Message 54 of 222 (812341)
06-16-2017 4:54 AM
Reply to: Message 49 by Vlad
06-15-2017 9:05 AM


Re: Mutations and new information
Vlad writes:

Spontaneous evolution takes place, in the model, and you may trace various feasible paths of advancement yourself. And also evaluate the probabilities of evolutionary progressions up to some interesting forms. Of course the accidental emergence of a new “viable” form by no means always signifies any quantitative increase in information content. Say, mutant form “bat” is quite “viable” yet the quantity of information it carries remains the same as in the primordial noun “bit”.

If "meaning" = "function" in your analogy, then an increased number of letters doesn't really mean that there's a "quantitative increase in information content". Neither "bite" nor "bat" can necessarily be described as having more meaning than "bit".
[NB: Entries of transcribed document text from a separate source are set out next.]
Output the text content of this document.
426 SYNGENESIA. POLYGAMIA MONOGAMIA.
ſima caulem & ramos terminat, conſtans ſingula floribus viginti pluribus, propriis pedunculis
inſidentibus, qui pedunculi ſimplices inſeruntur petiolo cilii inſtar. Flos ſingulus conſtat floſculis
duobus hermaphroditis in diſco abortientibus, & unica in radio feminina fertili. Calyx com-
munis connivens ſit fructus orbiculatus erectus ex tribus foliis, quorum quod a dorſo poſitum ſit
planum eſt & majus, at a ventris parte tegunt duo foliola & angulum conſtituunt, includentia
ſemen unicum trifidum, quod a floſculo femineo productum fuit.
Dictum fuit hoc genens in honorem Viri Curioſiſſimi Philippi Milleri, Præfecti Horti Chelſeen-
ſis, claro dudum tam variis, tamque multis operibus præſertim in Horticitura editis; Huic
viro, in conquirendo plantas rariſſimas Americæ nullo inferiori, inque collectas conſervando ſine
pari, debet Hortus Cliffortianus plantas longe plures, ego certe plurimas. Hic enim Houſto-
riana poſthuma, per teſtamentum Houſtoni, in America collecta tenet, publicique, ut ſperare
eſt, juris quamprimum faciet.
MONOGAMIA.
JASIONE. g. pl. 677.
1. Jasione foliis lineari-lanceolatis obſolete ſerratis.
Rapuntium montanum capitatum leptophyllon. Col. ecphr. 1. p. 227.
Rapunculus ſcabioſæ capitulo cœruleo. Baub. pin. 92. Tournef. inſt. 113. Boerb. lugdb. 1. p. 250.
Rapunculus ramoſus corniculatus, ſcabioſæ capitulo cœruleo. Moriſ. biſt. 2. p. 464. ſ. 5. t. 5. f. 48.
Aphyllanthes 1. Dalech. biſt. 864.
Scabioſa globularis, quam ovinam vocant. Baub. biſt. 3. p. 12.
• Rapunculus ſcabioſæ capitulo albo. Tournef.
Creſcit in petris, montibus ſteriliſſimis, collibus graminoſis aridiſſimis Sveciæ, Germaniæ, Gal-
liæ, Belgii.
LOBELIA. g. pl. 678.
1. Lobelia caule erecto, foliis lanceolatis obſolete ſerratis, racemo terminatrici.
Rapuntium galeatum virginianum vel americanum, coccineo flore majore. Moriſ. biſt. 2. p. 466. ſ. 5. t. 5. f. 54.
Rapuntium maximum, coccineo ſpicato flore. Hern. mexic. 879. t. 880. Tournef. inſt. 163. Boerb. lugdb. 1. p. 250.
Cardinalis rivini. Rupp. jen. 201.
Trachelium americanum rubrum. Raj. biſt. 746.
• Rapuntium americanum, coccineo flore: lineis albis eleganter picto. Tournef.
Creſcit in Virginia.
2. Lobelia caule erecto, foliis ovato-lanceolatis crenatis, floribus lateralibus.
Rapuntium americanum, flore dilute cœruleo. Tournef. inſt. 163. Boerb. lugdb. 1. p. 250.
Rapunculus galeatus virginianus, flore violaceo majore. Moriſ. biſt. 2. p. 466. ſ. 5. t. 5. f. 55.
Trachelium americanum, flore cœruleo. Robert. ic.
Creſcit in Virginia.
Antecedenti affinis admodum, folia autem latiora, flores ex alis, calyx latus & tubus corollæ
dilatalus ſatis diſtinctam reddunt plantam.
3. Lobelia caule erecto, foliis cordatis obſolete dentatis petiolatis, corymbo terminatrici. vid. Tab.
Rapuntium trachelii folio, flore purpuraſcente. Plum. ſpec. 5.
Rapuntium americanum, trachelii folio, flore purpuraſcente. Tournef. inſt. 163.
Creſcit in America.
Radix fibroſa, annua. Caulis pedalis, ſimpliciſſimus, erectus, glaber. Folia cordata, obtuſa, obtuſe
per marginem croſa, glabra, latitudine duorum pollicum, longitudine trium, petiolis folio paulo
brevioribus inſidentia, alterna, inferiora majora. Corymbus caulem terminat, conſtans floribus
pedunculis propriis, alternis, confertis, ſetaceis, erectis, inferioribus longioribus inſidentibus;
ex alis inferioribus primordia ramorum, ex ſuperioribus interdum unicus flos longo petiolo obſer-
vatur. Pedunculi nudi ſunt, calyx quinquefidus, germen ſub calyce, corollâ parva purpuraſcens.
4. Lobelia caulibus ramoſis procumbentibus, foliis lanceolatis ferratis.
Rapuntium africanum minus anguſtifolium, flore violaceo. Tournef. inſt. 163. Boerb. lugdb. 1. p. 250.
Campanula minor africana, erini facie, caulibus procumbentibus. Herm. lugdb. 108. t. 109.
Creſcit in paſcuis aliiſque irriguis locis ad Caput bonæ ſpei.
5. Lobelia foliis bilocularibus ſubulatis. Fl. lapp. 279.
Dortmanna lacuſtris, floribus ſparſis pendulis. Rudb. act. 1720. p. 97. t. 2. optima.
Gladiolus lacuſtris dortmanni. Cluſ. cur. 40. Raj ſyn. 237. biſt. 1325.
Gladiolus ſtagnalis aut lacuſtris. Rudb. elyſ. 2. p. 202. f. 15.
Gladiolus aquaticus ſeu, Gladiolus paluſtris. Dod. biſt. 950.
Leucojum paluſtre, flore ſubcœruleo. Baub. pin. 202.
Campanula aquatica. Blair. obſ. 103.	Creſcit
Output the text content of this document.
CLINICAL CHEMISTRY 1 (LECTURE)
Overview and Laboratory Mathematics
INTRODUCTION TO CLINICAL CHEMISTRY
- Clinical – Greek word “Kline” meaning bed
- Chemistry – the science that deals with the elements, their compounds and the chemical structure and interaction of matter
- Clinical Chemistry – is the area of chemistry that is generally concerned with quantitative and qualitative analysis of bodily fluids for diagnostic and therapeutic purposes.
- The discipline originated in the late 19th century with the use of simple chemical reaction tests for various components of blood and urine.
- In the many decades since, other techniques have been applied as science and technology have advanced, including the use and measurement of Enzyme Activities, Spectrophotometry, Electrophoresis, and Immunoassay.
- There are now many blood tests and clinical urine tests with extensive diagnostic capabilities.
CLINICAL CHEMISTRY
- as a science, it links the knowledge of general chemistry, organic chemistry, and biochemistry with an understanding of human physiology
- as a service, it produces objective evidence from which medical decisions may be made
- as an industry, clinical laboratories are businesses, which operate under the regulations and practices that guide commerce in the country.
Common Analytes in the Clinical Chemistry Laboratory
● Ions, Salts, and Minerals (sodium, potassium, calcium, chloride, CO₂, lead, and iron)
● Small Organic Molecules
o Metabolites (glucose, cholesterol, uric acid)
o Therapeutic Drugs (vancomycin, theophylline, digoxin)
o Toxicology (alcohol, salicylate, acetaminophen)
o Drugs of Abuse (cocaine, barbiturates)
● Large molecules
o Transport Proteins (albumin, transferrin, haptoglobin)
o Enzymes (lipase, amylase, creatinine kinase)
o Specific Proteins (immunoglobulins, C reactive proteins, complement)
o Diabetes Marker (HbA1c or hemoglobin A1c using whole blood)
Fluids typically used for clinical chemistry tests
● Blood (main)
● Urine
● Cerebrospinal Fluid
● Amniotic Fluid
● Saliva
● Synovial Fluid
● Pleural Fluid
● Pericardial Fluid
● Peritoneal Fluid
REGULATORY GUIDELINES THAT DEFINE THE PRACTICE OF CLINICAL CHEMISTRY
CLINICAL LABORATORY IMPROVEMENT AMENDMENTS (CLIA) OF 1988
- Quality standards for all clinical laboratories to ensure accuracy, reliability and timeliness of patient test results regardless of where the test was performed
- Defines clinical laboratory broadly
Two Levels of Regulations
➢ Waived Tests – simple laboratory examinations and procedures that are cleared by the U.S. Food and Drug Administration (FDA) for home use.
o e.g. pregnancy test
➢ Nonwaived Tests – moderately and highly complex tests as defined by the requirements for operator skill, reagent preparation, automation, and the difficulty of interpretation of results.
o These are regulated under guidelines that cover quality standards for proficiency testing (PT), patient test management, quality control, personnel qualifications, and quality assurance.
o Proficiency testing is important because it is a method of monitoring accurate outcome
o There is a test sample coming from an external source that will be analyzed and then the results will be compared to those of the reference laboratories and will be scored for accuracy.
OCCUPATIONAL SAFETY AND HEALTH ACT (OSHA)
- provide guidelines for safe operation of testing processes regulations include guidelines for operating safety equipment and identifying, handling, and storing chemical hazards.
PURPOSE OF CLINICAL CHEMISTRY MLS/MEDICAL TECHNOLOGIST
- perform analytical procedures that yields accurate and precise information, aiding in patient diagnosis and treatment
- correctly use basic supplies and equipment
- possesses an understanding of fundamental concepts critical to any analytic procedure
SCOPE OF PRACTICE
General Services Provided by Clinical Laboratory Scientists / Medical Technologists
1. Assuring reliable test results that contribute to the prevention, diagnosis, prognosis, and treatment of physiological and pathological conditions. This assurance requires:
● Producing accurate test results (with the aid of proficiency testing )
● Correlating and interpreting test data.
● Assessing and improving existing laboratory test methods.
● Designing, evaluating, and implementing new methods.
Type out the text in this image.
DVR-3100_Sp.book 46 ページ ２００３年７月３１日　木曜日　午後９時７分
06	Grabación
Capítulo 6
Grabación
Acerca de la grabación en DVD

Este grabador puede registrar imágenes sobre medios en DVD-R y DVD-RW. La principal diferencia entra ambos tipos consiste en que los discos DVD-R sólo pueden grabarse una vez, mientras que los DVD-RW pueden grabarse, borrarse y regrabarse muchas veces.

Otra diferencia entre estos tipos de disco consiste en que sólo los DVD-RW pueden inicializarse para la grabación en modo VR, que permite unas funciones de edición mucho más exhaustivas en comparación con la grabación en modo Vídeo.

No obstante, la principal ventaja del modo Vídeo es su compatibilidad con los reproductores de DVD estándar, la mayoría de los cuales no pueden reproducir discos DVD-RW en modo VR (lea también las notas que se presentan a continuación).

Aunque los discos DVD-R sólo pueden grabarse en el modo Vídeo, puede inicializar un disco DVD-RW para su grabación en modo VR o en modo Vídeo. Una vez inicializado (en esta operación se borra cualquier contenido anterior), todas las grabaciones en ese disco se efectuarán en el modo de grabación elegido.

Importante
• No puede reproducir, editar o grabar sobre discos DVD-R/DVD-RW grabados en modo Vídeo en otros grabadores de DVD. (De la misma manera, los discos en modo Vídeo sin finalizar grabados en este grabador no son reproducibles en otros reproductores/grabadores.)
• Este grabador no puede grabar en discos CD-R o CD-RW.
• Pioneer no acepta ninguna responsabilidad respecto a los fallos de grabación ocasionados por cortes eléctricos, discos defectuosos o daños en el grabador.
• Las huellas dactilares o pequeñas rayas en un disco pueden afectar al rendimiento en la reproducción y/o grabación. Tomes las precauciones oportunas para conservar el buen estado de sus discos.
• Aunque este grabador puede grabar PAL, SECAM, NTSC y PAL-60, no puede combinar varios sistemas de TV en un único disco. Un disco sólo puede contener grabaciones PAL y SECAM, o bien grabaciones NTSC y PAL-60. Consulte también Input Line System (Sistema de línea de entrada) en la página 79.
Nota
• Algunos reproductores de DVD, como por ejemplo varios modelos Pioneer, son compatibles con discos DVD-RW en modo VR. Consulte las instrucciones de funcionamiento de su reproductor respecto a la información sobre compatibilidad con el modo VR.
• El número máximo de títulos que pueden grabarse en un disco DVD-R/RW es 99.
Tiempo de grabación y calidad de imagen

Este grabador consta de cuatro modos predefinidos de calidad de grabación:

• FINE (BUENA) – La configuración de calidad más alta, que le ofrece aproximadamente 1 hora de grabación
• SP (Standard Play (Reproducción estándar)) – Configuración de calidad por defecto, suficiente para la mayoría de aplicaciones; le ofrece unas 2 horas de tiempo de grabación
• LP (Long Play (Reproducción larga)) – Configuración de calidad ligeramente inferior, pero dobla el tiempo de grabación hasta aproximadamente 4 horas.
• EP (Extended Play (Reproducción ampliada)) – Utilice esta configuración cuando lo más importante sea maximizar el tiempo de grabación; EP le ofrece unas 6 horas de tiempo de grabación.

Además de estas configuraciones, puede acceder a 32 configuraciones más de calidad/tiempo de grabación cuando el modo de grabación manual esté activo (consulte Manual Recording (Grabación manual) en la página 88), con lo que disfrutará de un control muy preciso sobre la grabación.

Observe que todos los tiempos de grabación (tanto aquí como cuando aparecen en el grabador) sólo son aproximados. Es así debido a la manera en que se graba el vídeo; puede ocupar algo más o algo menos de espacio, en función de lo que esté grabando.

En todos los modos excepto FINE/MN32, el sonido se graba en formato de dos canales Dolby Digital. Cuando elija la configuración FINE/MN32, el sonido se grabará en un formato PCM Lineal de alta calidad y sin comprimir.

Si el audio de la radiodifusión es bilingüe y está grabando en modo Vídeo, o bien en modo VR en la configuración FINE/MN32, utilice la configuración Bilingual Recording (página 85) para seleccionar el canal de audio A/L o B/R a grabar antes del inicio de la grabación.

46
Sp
By some descriptions of "functional information" for biology, or "meaningful information" in your analogy, the "meaning" measure of the words would depend on the number of synonyms that could convey that meaning. The fewer the ways of conveying the meaning, the higher the information content.

However, we can use your analogy to say with confidence that changing bit to bat or bite creates new information, and that if "bit" is retained alongside a new word, as in "tit bit", then we have a clear increase in information.

But as we could do that with examples from biology, I don't think that your analogy really brings much meaningful function to this thread.